As installed, the upper lateral edge 36 of the edge barrier 30 applies a biasing force to the upper surface 18 of the ridge vent 14. Further, the additional width of the upper planar portion 46 allows the edge barrier 30 to be installed with the upper bend 42 spaced from the lateral edge 20, shown in FIG. 3. This allows airflow through the part of the upper planar portion 46 in addition to the offset portion 44. If the optional top barrier 60 is installed (as is shown on the left side of FIG. 3, the upper lateral edge 36 of the edge barrier 30 applies biasing force to portions of the top barrier 60 to retain it and maintain contact with the upper surface 18.
To install the system 10, any damaged or missing components on the roof 12 or ridge vent 14 are repaired or replaced. Optionally, the top barrier 60 is installed with lateral edges 62 being located next to lateral edges 20 of the ridge vent 14. The top barrier 60 will overlay the entire upper surface 18 and extend to the terminal edges 22. Next, the edge barriers 30 are positioned with the terminal edge 31 aligned with the terminal edge 22 of the existing ridge vent 14. The lateral edge 20 located between the upper bend 42 and upper lateral edge 36. Fasteners 32 are driven through the lower planar portion 38, through the shingled surface 16 and into the roof structure, such as roof decking 17. The edge barriers 30 are installed with terminal edges 31 aligned with terminal edges 22 of the ridge vent 14. Multiple edge barriers 30 may be installed to cover the entire lateral edge 20 of the ridge vent 14. Edge barriers 30 are installed over both lateral edges 20, as shown in the FIGS. 1-3. Once all of the edge barriers 30 are installed, the installer will choose which end cap 50, 52 is more appropriate. The flush end cap 50 is selected if the terminal edge 22 is aligned with the gable end surface 15, as is shown in FIG. 1. The installer will trim the length and add cuts 51 through the vertical portion 54 to bend or curve the overlaying portion to conform to the upper surface 18. The length is chosen to align terminal ends of the flush end cap 50 are aligned or nearly aligned with the lateral edges 20 of the ridge vent 14. The installer then uses fasteners 32 through the gable end surface 15. For the set-back end cap 52, the installer may add cuts 53 through the lower planar portion 38 and offset portion 44 to conform the upper planar portion 46 to match the curvature or profile of the upper surface 18. As with the edge barriers 30, fasteners 32 are driven through the lower planar portion 38 through the shingled surface 16 and into the roof decking 17. Ends of the end caps 50, 52 may be bent to be interlocked with the terminal ends of the edge barriers 30. Once installed, the system 10 will overlay the entire perimeter of the ridge vent 14.

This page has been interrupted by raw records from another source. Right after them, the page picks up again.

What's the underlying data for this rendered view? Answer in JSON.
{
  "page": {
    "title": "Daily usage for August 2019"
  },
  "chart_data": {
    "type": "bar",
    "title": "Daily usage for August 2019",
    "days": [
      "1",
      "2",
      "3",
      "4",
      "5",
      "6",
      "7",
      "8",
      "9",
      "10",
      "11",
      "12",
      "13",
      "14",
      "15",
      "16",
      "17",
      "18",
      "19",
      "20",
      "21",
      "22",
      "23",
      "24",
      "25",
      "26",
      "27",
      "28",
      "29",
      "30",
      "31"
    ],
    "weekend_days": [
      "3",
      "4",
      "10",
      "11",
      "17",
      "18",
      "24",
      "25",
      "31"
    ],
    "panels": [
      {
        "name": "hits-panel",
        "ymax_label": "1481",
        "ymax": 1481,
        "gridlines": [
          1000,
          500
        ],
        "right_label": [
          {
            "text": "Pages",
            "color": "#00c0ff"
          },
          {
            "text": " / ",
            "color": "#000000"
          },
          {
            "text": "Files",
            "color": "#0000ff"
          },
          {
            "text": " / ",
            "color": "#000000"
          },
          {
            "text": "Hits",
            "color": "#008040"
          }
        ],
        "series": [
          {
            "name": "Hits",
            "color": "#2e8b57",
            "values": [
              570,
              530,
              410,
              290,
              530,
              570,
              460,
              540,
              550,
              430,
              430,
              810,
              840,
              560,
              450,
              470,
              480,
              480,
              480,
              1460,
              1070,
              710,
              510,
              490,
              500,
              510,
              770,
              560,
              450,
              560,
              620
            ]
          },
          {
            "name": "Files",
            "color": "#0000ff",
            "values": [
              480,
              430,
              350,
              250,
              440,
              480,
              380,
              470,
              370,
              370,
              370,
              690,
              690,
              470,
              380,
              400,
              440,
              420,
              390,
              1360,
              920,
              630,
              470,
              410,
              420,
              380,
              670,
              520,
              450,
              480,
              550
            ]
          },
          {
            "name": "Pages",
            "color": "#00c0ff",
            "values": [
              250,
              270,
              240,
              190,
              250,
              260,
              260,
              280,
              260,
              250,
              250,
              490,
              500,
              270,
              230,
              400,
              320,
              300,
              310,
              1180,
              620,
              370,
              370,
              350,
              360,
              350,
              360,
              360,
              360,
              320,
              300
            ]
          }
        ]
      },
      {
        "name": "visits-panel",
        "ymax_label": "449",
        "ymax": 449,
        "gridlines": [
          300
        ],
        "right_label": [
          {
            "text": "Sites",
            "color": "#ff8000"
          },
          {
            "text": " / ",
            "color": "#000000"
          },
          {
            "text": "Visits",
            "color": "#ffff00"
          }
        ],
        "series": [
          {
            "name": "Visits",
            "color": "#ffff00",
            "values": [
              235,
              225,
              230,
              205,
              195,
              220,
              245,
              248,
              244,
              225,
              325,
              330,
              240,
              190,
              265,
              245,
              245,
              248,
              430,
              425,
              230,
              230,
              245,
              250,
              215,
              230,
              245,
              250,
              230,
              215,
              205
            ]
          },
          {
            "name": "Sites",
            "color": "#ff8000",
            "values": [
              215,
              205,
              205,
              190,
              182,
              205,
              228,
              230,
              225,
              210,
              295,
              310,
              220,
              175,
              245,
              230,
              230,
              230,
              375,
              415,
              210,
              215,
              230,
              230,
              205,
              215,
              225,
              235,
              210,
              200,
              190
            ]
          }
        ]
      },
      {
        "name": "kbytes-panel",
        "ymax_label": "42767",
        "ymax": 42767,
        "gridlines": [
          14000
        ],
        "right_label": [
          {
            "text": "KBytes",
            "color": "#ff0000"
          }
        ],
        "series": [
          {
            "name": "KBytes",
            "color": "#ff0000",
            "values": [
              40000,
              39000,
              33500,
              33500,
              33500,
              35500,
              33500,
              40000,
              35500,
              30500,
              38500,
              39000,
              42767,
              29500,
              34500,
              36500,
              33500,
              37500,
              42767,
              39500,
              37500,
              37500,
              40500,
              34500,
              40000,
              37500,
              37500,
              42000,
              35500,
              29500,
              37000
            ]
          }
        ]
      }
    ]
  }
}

It is understood that while certain aspects of the disclosed subject matter have been shown and described, the disclosed subject matter is not limited thereto and encompasses various other embodiments and aspects. No specific limitation with respect to the specific embodiments disclosed herein is intended or should be inferred. Modifications may be made to the disclosed subject matter as set forth in the following claims.